The boy hesitated. "Hoop snakes, yes," he said after a moment.

"Well, I'll tell you what mate, I'd rather go fifteen rounds with a crocodile than have a drop bear land on my head."

"What for, drop bears?" the boy asked again. He was showing real nervousness now, standing up straighter against the motorbike and with increased alertness in his voice. The men stopped working and spoke to him directly.

"Mate," the first one said, with great seriousness, "it's none of my business if you end up wearing a drop bear for a hat, but if you want to keep that good looking face attached to your head, I wouldn't recommend you spend any more time under trees."

So, anyone know what a drop bear is?


  1. LOL -- I thought that was a great scene.

  2. I am assuming it is a bear that drops from a tree onto your head, but I have never even heard of this before, so I could be entirely mistaken! Very cool quote! You really got my attention!

  3. Uhh, should I reveal my 12 year old boy humor and guess POOP? Or not. Ahem.

  4. I've never heard of a drop bear and have no idea, though I'm guessing (now) that it isn't a bear at all -- in spite of the cute sign you posted.

  5. hazarding a guess ! A Kola that falls out of a tree and lands on you! lol :D

  6. HA! I love it! I'd never heard of drop bears before, but I just googled "drop bear" and came up with a Wikipedia article about the little guys. They might be my new favorite animal. What a fun post!

  7. I just ordered the first in this series and can't wait. Off to Google "drop bear"!

  8. I'm totally in the dark about what a drop bear is. Guess I'll have to ask around or risk great bodily harm.

  9. Haven't a clue but if I had to guess I would say koala bears? They look cute and cuddly but I thought I read somewhere they are vicious little buggers.

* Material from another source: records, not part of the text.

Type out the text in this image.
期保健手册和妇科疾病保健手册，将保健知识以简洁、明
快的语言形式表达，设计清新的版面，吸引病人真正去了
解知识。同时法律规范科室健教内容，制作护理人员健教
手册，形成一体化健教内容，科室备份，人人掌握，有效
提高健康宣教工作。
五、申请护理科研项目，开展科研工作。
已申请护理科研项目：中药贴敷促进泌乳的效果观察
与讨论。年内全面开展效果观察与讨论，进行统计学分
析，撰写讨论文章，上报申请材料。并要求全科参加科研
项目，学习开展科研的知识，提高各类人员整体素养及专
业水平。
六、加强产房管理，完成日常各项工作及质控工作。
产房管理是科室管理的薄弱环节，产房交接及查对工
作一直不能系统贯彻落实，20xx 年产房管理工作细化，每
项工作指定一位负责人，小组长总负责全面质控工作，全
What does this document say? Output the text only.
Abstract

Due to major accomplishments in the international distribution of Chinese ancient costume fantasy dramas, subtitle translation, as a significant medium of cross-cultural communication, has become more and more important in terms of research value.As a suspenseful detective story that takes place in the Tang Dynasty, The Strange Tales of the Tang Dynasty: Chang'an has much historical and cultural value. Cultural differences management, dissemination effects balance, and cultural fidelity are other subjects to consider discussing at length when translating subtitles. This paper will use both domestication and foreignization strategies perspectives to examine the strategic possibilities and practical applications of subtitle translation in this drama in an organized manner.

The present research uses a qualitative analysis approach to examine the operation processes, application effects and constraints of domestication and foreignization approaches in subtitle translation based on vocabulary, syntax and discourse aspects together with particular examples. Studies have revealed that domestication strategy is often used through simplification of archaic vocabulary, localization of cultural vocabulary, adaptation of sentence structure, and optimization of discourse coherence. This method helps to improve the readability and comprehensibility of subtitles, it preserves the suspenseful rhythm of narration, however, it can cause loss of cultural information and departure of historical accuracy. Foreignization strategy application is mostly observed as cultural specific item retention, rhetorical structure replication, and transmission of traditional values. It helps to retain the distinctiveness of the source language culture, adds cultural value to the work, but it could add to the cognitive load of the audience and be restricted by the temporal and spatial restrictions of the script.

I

  10. Jenny, koalas can be a bit vicious.

    Cleemckenzie and Zibilee, the answer will be up on my blog tomorrow morning.

    Jenclair, I have thoroughly enjoyed the first three books in the series.

    Thanks Erin!

    Marshalslion, reminds me of many many (bad) childhood jokes about koalas falling out of trees.

    Not a bear in the same way that koalas aren't bears Bonnie?

    Cass, sure reveal away!

    BethF, I am glad the scene was in the book. It added a bit of well needed levity.

  11. We live in the bush and brought our kids up with the concept of Drop Bears and Bunyips. We even made up animal sounds telling the kids to listen out for them. We've always described Drop Bears as Koala like creature with a bit of 'mad cow' disease thrown in for good measure, not unlike the Andy Griffiths Killer Koalas from Outer Space lol.